Recently, bioresponse-guided fractionation of black tea infusions indicated that neither the high molecular weight thearubigens nor the theaflavins, but a series of 14 flavon-3-ol glycopyranosides besides some catechins, might be important contributors to black tea taste. To further bridge the gap between pure structural chemistry and human taste perception, in the present investigation 51 putative taste compounds have been quantified in a black tea infusion, and their dose-over-threshold (Dot) factors have been calculated on the basis of a dose/threshold relationship. To confirm these quantitative results, an aqueous taste model was prepared by blending aqueous solutions of 15 amino acids, 14 flavonol-glycosides, 8 flavan-3-ols, 5 theaflavins, 5 organic acids, 3 sugars, and caffeine in their "natural" concentrations. Sensory analyses revealed that the taste profile of this artificial cocktail did not differ significantly from the taste profile of the authentic tea infusion. To further narrow the number of key taste compounds, finally, taste omission experiments have been performed, on the basis of which a reduced recombinate was prepared containing the bitter-tasting caffeine, nine velvety astringent flavonol-3-glycosides, and the puckering astringent catechin as well as the astringent and bitter epigallocatechin-3-gallate.
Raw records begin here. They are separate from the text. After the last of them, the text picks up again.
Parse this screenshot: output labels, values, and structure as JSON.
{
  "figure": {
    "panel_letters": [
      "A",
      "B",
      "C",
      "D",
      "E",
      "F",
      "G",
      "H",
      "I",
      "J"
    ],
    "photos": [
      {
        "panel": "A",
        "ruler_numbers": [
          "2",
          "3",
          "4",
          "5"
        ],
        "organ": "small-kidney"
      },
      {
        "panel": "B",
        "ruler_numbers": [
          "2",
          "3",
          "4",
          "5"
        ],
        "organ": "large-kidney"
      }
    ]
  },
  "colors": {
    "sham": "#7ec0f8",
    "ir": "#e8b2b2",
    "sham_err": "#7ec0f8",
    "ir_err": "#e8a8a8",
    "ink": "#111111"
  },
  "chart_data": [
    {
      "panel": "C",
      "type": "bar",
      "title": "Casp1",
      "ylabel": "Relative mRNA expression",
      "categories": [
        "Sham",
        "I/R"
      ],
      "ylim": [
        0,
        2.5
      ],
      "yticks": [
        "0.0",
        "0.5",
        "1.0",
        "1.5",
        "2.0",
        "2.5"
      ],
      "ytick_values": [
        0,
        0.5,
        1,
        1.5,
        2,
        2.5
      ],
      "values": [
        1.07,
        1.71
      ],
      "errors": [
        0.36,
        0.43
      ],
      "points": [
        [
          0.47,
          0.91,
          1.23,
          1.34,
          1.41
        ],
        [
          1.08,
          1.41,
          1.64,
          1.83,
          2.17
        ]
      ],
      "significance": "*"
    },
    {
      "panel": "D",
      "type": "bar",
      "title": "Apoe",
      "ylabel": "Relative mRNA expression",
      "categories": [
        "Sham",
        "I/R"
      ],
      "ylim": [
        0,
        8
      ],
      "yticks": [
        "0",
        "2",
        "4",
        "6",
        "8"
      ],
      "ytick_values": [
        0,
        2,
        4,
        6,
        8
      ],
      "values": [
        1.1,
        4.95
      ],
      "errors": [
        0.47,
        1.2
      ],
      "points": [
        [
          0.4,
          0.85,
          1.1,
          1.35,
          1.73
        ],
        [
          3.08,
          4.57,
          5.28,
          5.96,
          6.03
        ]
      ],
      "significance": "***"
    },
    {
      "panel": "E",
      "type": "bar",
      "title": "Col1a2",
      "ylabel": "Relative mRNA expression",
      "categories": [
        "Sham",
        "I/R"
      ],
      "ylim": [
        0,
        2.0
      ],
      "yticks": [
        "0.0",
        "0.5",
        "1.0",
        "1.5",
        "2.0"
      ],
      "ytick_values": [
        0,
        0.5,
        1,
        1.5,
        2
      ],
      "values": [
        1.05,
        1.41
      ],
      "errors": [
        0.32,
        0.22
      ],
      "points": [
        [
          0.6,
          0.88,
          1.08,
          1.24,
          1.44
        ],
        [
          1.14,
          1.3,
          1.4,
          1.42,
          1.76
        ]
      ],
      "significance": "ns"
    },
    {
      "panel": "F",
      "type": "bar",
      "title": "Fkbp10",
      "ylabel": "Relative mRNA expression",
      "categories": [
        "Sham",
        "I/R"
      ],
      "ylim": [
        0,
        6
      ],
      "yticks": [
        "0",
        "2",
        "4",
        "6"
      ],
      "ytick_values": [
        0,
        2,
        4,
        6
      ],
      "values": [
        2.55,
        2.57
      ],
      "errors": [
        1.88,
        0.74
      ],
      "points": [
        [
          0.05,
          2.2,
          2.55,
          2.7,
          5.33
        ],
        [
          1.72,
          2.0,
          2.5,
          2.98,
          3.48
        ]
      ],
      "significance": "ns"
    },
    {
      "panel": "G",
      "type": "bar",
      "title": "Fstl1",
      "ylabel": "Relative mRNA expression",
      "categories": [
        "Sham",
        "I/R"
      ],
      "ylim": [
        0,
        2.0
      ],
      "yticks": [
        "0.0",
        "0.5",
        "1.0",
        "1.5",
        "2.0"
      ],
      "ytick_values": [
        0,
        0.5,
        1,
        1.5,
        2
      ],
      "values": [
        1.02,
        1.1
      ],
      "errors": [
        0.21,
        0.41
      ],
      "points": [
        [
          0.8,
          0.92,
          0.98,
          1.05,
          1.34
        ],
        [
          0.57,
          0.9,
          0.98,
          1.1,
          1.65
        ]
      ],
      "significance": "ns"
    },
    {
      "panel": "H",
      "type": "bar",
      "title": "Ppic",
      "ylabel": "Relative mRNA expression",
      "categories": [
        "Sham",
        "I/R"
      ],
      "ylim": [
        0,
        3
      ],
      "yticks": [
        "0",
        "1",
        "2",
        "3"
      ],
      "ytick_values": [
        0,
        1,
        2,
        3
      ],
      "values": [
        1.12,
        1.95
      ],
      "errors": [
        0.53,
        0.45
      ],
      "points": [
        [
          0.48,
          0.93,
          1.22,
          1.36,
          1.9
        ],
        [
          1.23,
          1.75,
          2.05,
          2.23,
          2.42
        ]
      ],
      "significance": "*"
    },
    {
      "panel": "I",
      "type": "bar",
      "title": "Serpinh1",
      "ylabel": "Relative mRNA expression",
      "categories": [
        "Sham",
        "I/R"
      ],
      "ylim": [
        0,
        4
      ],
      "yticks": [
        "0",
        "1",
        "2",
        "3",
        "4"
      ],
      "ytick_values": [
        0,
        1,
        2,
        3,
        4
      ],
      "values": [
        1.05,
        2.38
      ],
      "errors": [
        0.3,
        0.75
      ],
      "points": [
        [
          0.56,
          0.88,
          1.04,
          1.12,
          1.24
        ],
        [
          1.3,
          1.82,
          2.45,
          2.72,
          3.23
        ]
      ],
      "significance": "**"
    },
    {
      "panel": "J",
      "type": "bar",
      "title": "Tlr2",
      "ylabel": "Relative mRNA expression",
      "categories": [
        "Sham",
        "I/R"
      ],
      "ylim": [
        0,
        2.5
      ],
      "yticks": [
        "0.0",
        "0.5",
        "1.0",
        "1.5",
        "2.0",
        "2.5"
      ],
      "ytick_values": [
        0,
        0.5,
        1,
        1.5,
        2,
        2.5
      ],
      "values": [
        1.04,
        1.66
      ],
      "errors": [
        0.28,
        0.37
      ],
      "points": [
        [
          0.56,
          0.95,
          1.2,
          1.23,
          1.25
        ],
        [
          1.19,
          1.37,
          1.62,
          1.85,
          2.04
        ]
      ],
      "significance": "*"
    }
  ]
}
The taste profile of this reduced recombinate differed not significantly from that of the complete taste recombinate, thus confirming these 12 compounds as the key taste compounds of the tea infusion. Additional sensory studies demonstrated for the first time that the flavanol-3-glycosides not only impart a velvety astringent taste sensation to the oral cavity but also contribute to the bitter taste of tea infusions by amplifying the bitterness of caffeine.